Öğrenci bu dersleri alabilmek için Boğaziçi’ne geliyor. Boğaziçi’nde ders veren hocaların derslerini iptal ettiğiniz zaman, Boğaziçili öğrencilere kıyıyorsunuz. Onların eğitim-öğretimini engelliyorsunuz. Bu akademik bir suç. Akademik suç olmanın yanında bunun ceza kanununda ve yüksek öğretim kanununda cezai yaptırım maddeleri var. Bunun üzerine yargı, resen mi gider, soruşturma mı açılır bilmiyorum artık. Ancak bu kimsenin yanına kâr kalacak bir şey değil.
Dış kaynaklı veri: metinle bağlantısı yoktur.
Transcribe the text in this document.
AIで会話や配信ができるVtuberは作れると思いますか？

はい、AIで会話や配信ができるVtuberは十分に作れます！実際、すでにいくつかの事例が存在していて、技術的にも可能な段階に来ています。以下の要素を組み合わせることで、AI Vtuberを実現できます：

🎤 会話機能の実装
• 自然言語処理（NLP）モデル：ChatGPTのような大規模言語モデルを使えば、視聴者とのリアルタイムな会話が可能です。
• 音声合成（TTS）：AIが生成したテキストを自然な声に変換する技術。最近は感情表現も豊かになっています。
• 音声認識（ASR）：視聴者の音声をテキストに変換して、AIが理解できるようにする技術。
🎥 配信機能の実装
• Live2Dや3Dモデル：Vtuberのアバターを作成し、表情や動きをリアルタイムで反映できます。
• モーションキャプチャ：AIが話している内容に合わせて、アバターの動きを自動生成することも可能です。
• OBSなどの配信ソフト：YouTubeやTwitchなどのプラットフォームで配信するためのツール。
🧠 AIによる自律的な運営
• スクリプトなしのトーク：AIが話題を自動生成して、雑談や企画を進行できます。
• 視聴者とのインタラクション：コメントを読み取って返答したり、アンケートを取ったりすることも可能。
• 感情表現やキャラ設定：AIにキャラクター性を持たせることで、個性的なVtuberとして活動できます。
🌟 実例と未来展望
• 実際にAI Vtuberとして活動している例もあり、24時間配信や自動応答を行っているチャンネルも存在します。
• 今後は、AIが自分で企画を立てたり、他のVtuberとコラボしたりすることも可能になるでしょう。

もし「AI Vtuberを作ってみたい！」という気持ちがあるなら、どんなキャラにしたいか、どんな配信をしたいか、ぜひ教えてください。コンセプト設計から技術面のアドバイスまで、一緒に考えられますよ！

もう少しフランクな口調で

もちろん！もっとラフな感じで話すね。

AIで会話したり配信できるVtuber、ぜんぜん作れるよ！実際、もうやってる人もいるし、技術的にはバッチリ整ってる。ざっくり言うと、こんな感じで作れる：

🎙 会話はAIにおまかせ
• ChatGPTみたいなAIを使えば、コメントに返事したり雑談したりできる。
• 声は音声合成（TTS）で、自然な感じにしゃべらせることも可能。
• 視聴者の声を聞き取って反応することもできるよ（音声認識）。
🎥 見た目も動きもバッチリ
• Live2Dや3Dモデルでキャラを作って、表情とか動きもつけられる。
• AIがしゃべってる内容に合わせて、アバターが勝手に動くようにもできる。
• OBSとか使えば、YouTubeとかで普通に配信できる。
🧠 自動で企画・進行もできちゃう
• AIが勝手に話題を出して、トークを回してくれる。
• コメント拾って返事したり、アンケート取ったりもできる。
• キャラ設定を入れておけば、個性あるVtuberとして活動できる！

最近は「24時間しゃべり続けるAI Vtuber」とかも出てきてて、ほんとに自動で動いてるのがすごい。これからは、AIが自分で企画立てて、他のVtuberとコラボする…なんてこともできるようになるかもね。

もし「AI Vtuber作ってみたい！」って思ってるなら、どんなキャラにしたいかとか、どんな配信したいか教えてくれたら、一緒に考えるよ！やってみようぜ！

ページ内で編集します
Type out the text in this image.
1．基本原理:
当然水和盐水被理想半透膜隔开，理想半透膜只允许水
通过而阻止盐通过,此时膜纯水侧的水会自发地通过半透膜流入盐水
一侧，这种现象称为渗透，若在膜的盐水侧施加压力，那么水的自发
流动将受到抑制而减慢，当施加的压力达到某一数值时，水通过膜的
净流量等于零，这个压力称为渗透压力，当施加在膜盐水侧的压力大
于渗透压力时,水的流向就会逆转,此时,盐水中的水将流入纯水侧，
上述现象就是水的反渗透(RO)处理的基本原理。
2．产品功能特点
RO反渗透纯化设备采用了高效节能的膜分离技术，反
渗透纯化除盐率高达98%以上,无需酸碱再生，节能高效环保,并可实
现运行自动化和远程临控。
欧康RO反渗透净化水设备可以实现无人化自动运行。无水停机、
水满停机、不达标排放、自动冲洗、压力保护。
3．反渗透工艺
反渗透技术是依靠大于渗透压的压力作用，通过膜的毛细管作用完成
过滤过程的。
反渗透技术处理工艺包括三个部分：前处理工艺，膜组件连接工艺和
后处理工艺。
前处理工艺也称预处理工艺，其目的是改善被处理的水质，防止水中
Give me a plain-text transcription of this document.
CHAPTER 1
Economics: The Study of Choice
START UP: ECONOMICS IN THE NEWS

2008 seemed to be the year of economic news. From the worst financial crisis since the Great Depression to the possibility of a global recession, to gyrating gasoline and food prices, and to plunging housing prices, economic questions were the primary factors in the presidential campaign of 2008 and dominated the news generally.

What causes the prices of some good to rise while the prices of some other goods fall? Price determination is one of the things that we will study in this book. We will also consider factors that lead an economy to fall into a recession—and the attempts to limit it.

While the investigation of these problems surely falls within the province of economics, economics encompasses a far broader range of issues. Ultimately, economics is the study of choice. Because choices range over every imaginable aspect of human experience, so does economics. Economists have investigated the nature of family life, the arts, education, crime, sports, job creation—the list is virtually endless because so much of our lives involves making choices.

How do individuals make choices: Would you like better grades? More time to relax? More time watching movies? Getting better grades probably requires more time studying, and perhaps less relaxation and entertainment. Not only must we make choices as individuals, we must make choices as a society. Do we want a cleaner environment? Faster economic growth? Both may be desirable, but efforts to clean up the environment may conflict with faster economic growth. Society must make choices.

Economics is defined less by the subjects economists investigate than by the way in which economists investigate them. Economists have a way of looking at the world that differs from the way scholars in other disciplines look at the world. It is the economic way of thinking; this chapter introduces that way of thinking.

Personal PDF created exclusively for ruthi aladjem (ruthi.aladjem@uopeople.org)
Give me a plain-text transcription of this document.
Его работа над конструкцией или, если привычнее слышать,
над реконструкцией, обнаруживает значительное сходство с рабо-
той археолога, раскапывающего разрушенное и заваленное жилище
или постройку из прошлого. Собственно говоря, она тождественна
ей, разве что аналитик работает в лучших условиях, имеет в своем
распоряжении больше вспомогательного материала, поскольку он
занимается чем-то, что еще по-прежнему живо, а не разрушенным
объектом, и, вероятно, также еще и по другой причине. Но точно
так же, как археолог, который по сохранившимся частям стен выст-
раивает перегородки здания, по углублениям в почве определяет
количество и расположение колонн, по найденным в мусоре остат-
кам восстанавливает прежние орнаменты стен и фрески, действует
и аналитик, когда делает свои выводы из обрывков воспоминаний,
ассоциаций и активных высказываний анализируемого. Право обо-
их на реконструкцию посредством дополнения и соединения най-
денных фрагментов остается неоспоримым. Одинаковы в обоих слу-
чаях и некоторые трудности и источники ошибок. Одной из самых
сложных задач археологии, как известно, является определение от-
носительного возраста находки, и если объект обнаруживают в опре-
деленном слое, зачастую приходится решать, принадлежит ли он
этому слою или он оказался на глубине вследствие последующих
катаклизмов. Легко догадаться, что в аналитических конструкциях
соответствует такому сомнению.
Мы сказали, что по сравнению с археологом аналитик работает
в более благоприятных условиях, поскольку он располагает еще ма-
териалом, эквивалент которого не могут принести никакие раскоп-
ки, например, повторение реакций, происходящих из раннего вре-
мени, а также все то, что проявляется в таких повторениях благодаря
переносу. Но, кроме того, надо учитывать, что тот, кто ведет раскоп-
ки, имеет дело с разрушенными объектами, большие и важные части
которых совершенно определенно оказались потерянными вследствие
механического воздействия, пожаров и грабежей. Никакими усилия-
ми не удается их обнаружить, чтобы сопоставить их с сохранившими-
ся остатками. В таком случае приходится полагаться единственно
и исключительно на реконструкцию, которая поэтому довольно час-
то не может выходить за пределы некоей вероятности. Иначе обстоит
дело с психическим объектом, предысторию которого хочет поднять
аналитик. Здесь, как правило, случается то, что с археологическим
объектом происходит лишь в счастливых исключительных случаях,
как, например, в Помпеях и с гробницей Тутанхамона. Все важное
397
Bu üniversite benden sorulur diyemezsiniz. 

- Öğrencilerin tepkileri nasıl?

Bizim gayemiz öğrencileri bu karışıklıkların içine çekmemek. Derslerinize çalışın, moralinizü yüksek tutun diyoruz. Bunca direnişe rağmen, eğitim kalitesinde bir aksama olmamıştır.

"SORGULAMA KÜLTÜRÜ DAMARINDA YATIYOR"

- Boğaziçi‘nin değerleri için ne söylersiniz? 

Üniversite her şeyden önce kendini bulma ve kişiliğini keşfetme yeri. Boğaziçi de öğrencilere en çok kendini tanıma imkânının verildiği yer. Diğer üniversitelerde bu kolay kolay sağlanmaz. Boğaziçi öğrencilerine “kimsenin sözüyle değil” mottosunu aşılar. Hocanın, dekanın, rektörün, politikacının sözüyle değil, kendin düşünerek onu kabul edeceksin. Sorgulama kültürü Boğaziçi’nin kılcal damarlarında yatıyor. Hiçbir şekilde hesap vermeyen yönetim, bu sorgulama ve eleştiriden rahatsız oluyor. Demek ki Boğaziçi kültürünün dışındalar. Boğaziçi’nde kim ne düşünürse düşünsün bir arada olmayı başarır. 

 

 

"MECLİS LÜTFEN BURAYA BİR BAKSIN"

Rektör ve dekanların idari memurlar olduğunu ve akademik yetkilerini kullanmamaları gerektiğini söylüyorsunuz. Bu tam olarak ne demek?

 

Hiçbir yerin idari kaynakları sonsuz değil. Boğaziçi’nde bölümlerin istemediği idari kadrolar açılıyor ve buraya kendi istedikleri kişileri getiriyorlar. Ne oldu anayasadaki akademik özgürlük? Bu yapılanlarda kamu yararından bahsetmek söz konusu olamaz. Şimdi biz tabii tecrübeli hocalarız diyoruz ki bu yoldan dönün. Boğaziçi’nde acil bir durum var. Başta TBMM Eğitim Komisyonu olmak üzere lütfen buraya baksınlar. Olan bitenin ne anayasayla ne de kanunlarla hiçbir ilgisi yok. Müdahale lazım. Bu yönetimle Boğaziçi yol alamıyor.